The European Centre for North Korean Studies (ECNK) was founded to address challenges to the field of North Korean Studies. Located in the Department of East Asian Studies at the University of Vienna, the ECNK aims to support the institutionalization of North Korean studies by providing a platform for multidisciplinary, interdisciplinary, and comparative research on North Korea.


The Democratic People’s Republic of Korea (DPRK, or North Korea) is one of the few state-socialist societies to have survived the Cold War. Located at one of the world’s geopolitical hotspots, North Korea is of great interest to academic institutions, governments, and NGOs.

The humanitarian tragedy of the famine in the 1990s and the emergence of the nuclear arms program in the 2000s have generated a strong demand in reliable, theoretically informed, and scientifically rigorous knowledge about the DPRK. Research output on the transformations in North Korea’s economy, politics, and society has grown in quantity and quality, but much still waits to be uncovered and understood.

The particular and comparatively interesting characteristics of the country have made it a fascinating – and sometimes puzzling – focus of research.
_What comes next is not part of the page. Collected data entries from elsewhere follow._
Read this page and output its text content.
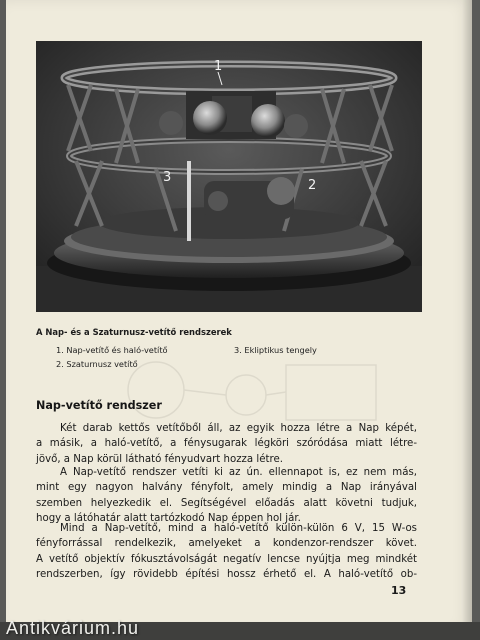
1
2
3
A Nap- és a Szaturnusz-vetítő rendszerek
1. Nap-vetítő és haló-vetítő
2. Szaturnusz vetítő
3. Ekliptikus tengely
Nap-vetítő rendszer
Két darab kettős vetítőből áll, az egyik hozza létre a Nap képét,
a másik, a haló-vetítő, a fénysugarak légköri szóródása miatt létre-
jövő, a Nap körül látható fényudvart hozza létre.
A Nap-vetítő rendszer vetíti ki az ún. ellennapot is, ez nem más,
mint egy nagyon halvány fényfolt, amely mindig a Nap irányával
szemben helyezkedik el. Segítségével előadás alatt követni tudjuk,
hogy a látóhatár alatt tartózkodó Nap éppen hol jár.
Mind a Nap-vetítő, mind a haló-vetítő külön-külön 6 V, 15 W-os
fényforrással rendelkezik, amelyeket a kondenzor-rendszer követ.
A vetítő objektív fókusztávolságát negatív lencse nyújtja meg mindkét
rendszerben, így rövidebb építési hossz érhető el. A haló-vetítő ob-
13
Antikvárium.hu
Combined with strong interest by various stakeholders, the last two decades of research on North Korea have been defined by dynamic, but mostly spontaneous and uncoordinated, growth.

Today, the field of North Korean Studies is characterized by a significant number of individual researchers using increasingly sophisticated methods and working with a growing degree of specialization.

Interest in research collaboration, joint applications for research projects and funding, the pursuit of advanced degress, visiting fellowships and professorships, and other professional opportunities is growing among researchers with backgrounds in Political Science, Economics, Korean Studies, and other disciplines. The time has come to consolidate the advances made in the study of North Korea and to institutionalize a field that exists de facto but lacks formal organization and coordination.

About Vienna

Vienna is one of Europe’s most international cities and home to the United Nations, the International Atomic Energy Agency (IAEA), the Organization for Security and Cooperation in Europe (OSCE), and a great variety of related NGOs. We seek to leverage this unique locational advantage to acheive the stated objectives of the ECNK and combine it with the benefits of being based at one of the oldest institutions of higher education in Europe, the University of Vienna, founded in 1365.